Who To Consider Investing:
• Investors seeking long-term capital appreciation through investments in well-established international corporations. • Those aligning with the philosophy of investing in compounder businesses with solid competitive advantages and robust growth models. • Diversifying existing portfolios beyond domestic markets with exposure to non-U.S. equities.
Fundamental Rating Based on AI: 7.5
Analysis:
- Financial strength: HCOM's relatively new track record limits analysis, but the strong expertise of the management team and focus on high-quality businesses are positive indicators.
- Competitive advantage: The distinct niche strategy and experienced management provide a competitive edge in attracting investors seeking non-U.S. growth investment opportunities.
- Market position: Its recent launch limits market share for now, but there's potential given the growing interest in international value investing.
- Future prospects: Economic expansions could fuel international company performance, but rising interest rates create potential challenges.
Justification: While strong management and a unique strategy are positives, limited track record and external economic factors necessitate a slightly cautious rating.
Resources and Disclaimers
- Fund Website: https://www.harborcapital.com/?cat=1&subcat=462
- ETF Trends: https://etftrends.com/roundtable/top-international-etfs-to-buy-now/
- Yahoo Finance: https://finance.yahoo.com/quote/HCOM/
- ETF Database: https://etfdb.com/etf/HCOM/
disclaimer: This information is for educational purposes only and should not be considered investment advice. Thoroughly research, understand your risk tolerance, consulting a financial professional as needed before making investment decisions.

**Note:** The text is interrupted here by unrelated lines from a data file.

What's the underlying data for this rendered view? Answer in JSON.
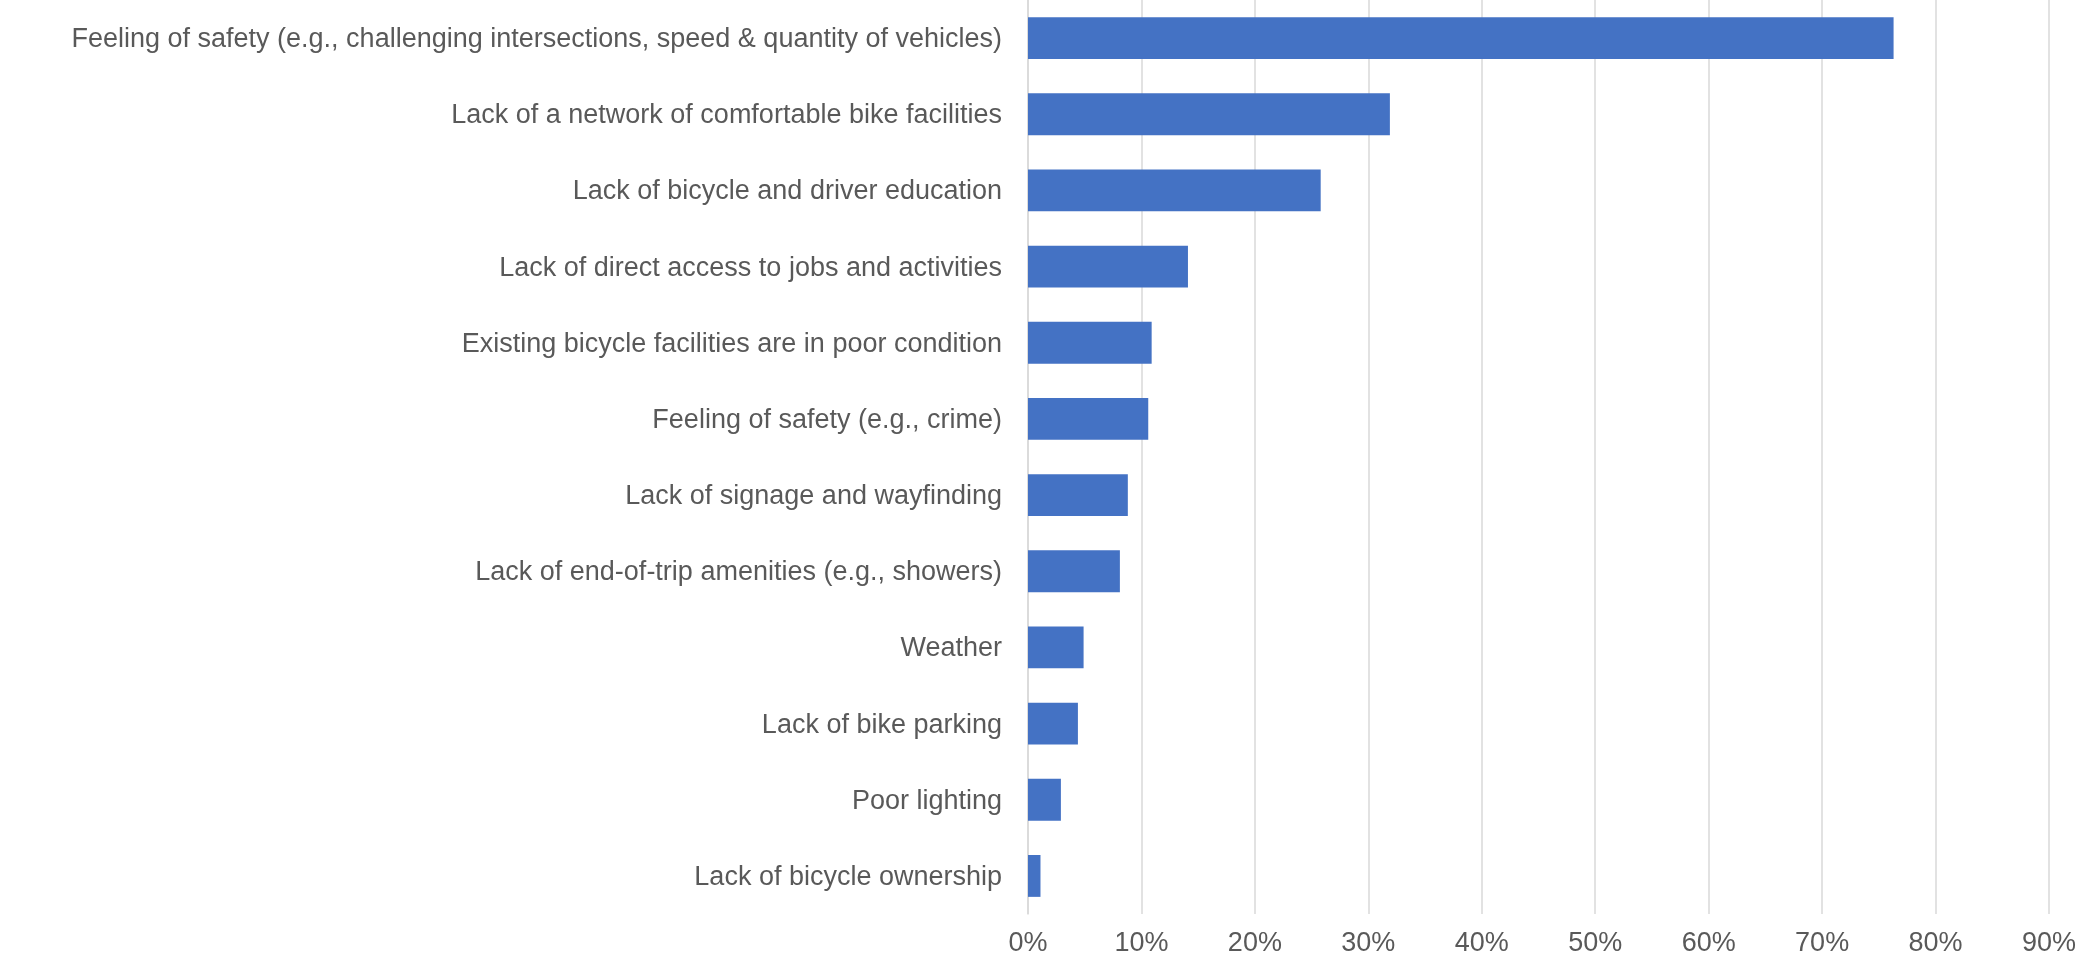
{
  "chart_data": {
    "type": "bar",
    "orientation": "horizontal",
    "categories": [
      "Feeling of safety (e.g., challenging intersections, speed & quantity of vehicles)",
      "Lack of a network of comfortable bike facilities",
      "Lack of bicycle and driver education",
      "Lack of direct access to jobs and activities",
      "Existing bicycle facilities are in poor condition",
      "Feeling of safety (e.g., crime)",
      "Lack of signage and wayfinding",
      "Lack of end-of-trip amenities (e.g., showers)",
      "Weather",
      "Lack of bike parking",
      "Poor lighting",
      "Lack of bicycle ownership"
    ],
    "values": [
      76.3,
      31.9,
      25.8,
      14.1,
      10.9,
      10.6,
      8.8,
      8.1,
      4.9,
      4.4,
      2.9,
      1.1
    ],
    "color": "#4472c4",
    "xlim": [
      0,
      90
    ],
    "xticks": [
      {
        "value": 0,
        "label": "0%"
      },
      {
        "value": 10,
        "label": "10%"
      },
      {
        "value": 20,
        "label": "20%"
      },
      {
        "value": 30,
        "label": "30%"
      },
      {
        "value": 40,
        "label": "40%"
      },
      {
        "value": 50,
        "label": "50%"
      },
      {
        "value": 60,
        "label": "60%"
      },
      {
        "value": 70,
        "label": "70%"
      },
      {
        "value": 80,
        "label": "80%"
      },
      {
        "value": 90,
        "label": "90%"
      }
    ],
    "grid": "x"
  }
}
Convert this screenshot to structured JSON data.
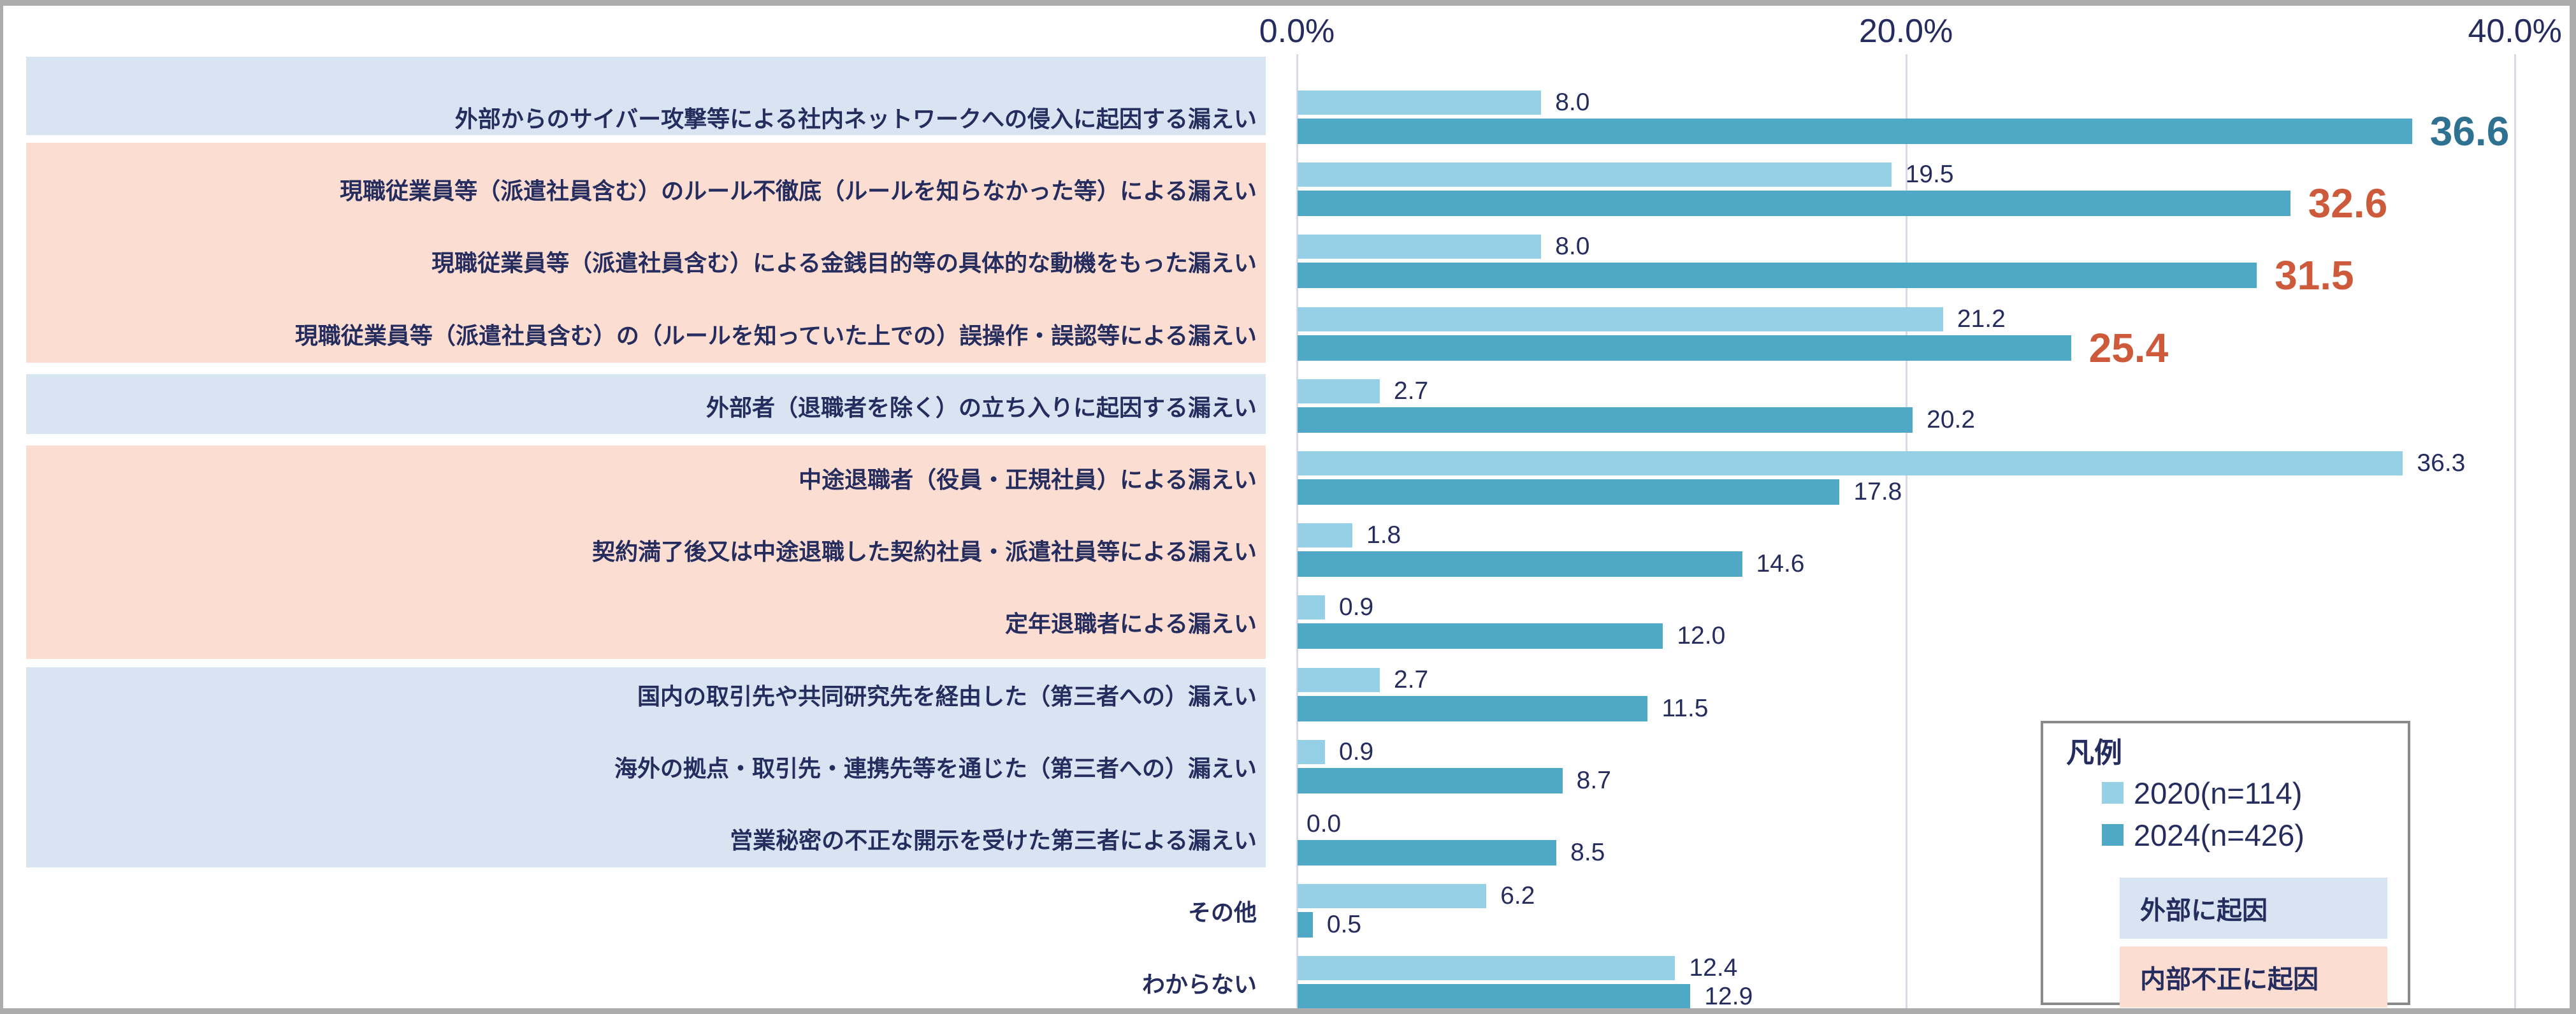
{
  "colors": {
    "bar_2020": "#96D0E6",
    "bar_2024": "#4FA9C6",
    "emph_teal": "#2F7190",
    "emph_orange": "#CC5A3B",
    "navy_text": "#252C5E",
    "bg_external": "#D8E4F1",
    "bg_internal": "#FBDDD1",
    "gridline": "#D9D9EA",
    "frame_gray": "#ACACAC",
    "legend_border": "#8A8A8A"
  },
  "axis": {
    "ticks": [
      "0.0%",
      "20.0%",
      "40.0%"
    ],
    "tick_values": [
      0,
      20,
      40
    ]
  },
  "legend": {
    "title": "凡例",
    "items": [
      {
        "label": "2020(n=114)",
        "color_key": "bar_2020"
      },
      {
        "label": "2024(n=426)",
        "color_key": "bar_2024"
      }
    ],
    "group_boxes": [
      {
        "label": "外部に起因",
        "type": "external"
      },
      {
        "label": "内部不正に起因",
        "type": "internal"
      }
    ]
  },
  "chart_data": {
    "type": "bar",
    "orientation": "horizontal",
    "title": "",
    "xlabel": "",
    "ylabel": "",
    "xlim": [
      0,
      40
    ],
    "grid": true,
    "legend_position": "bottom-right",
    "categories": [
      "外部からのサイバー攻撃等による社内ネットワークへの侵入に起因する漏えい",
      "現職従業員等（派遣社員含む）のルール不徹底（ルールを知らなかった等）による漏えい",
      "現職従業員等（派遣社員含む）による金銭目的等の具体的な動機をもった漏えい",
      "現職従業員等（派遣社員含む）の（ルールを知っていた上での）誤操作・誤認等による漏えい",
      "外部者（退職者を除く）の立ち入りに起因する漏えい",
      "中途退職者（役員・正規社員）による漏えい",
      "契約満了後又は中途退職した契約社員・派遣社員等による漏えい",
      "定年退職者による漏えい",
      "国内の取引先や共同研究先を経由した（第三者への）漏えい",
      "海外の拠点・取引先・連携先等を通じた（第三者への）漏えい",
      "営業秘密の不正な開示を受けた第三者による漏えい",
      "その他",
      "わからない"
    ],
    "category_groups": [
      "external",
      "internal",
      "internal",
      "internal",
      "external",
      "internal",
      "internal",
      "internal",
      "external",
      "external",
      "external",
      "none",
      "none"
    ],
    "series": [
      {
        "name": "2020(n=114)",
        "values": [
          8.0,
          19.5,
          8.0,
          21.2,
          2.7,
          36.3,
          1.8,
          0.9,
          2.7,
          0.9,
          0.0,
          6.2,
          12.4
        ]
      },
      {
        "name": "2024(n=426)",
        "values": [
          36.6,
          32.6,
          31.5,
          25.4,
          20.2,
          17.8,
          14.6,
          12.0,
          11.5,
          8.7,
          8.5,
          0.5,
          12.9
        ]
      }
    ],
    "value_emphasis": [
      {
        "row": 0,
        "series": "2024(n=426)",
        "style": "teal"
      },
      {
        "row": 1,
        "series": "2024(n=426)",
        "style": "orange"
      },
      {
        "row": 2,
        "series": "2024(n=426)",
        "style": "orange"
      },
      {
        "row": 3,
        "series": "2024(n=426)",
        "style": "orange"
      }
    ]
  }
}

About Harbor ETF Trust - Harbor International Compounders ETF
Exchange NYSE ARCA | Headquaters - | ||
IPO Launch date - | CEO - | ||
Sector - | Industry - | Full time employees - | Website |
Full time employees - | Website |
The fund invests primarily in common stock of non-U.S. companies, including those located in emerging market countries. A company is considered a "compounder" if, in the Subadvisor"s view, it is expected to experience sustainable growth and compound its earnings over the long-term investment horizon (generally defined as five years or more). It is non-diversified.